Chinese students are most often reserved, even docile. Despite their well-earned reputation for hard work — nobody crams and memorizes like these guys! — it is hard, especially in a second language, to engage genuine interest and a sense of active participation. That’s why I’m leaving Lit class on a minor high, because it’s as lively and participatory as any class I’ve had in my three previous years teaching in Chinese universities.

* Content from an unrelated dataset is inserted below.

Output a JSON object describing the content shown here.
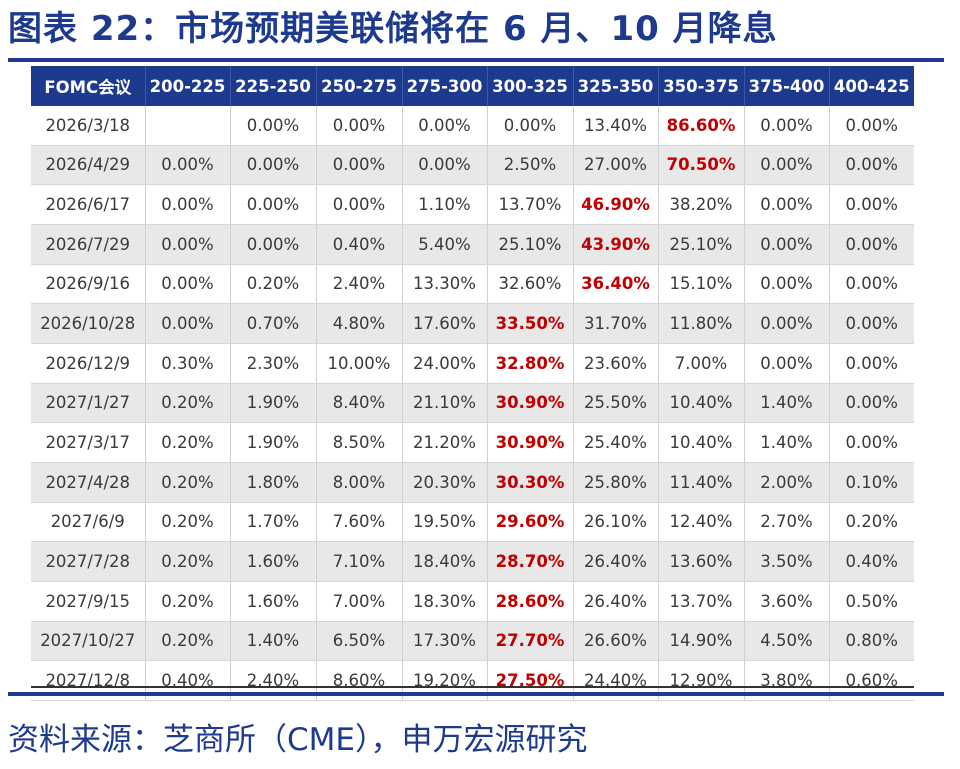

The big news today, though, and the reason I had to hustle to get to Lit class on time, is that I finished, just after noon today, transferring all 360-something pieces from Version 1.0 to the new V. 2.0 site-in-preparation. Whew! Whiz-kid Dan told me I’d have to do this manually, as my rickety old site’s program was rather arcane and mysterious to him. Aside from an exercise in determination, it was also interesting to me to have a look at all the writing that I’ve done over the last several years, and especially to remember what I was obsessing about, tickled with or just bumping into back then. It was a good chance, too, to appreciate my own stuff; it mostly didn’t make me cringe, and a couple of ’em made me cry. Anyway, you may be reading this on a new, more attractive and more easily driven model of Cool.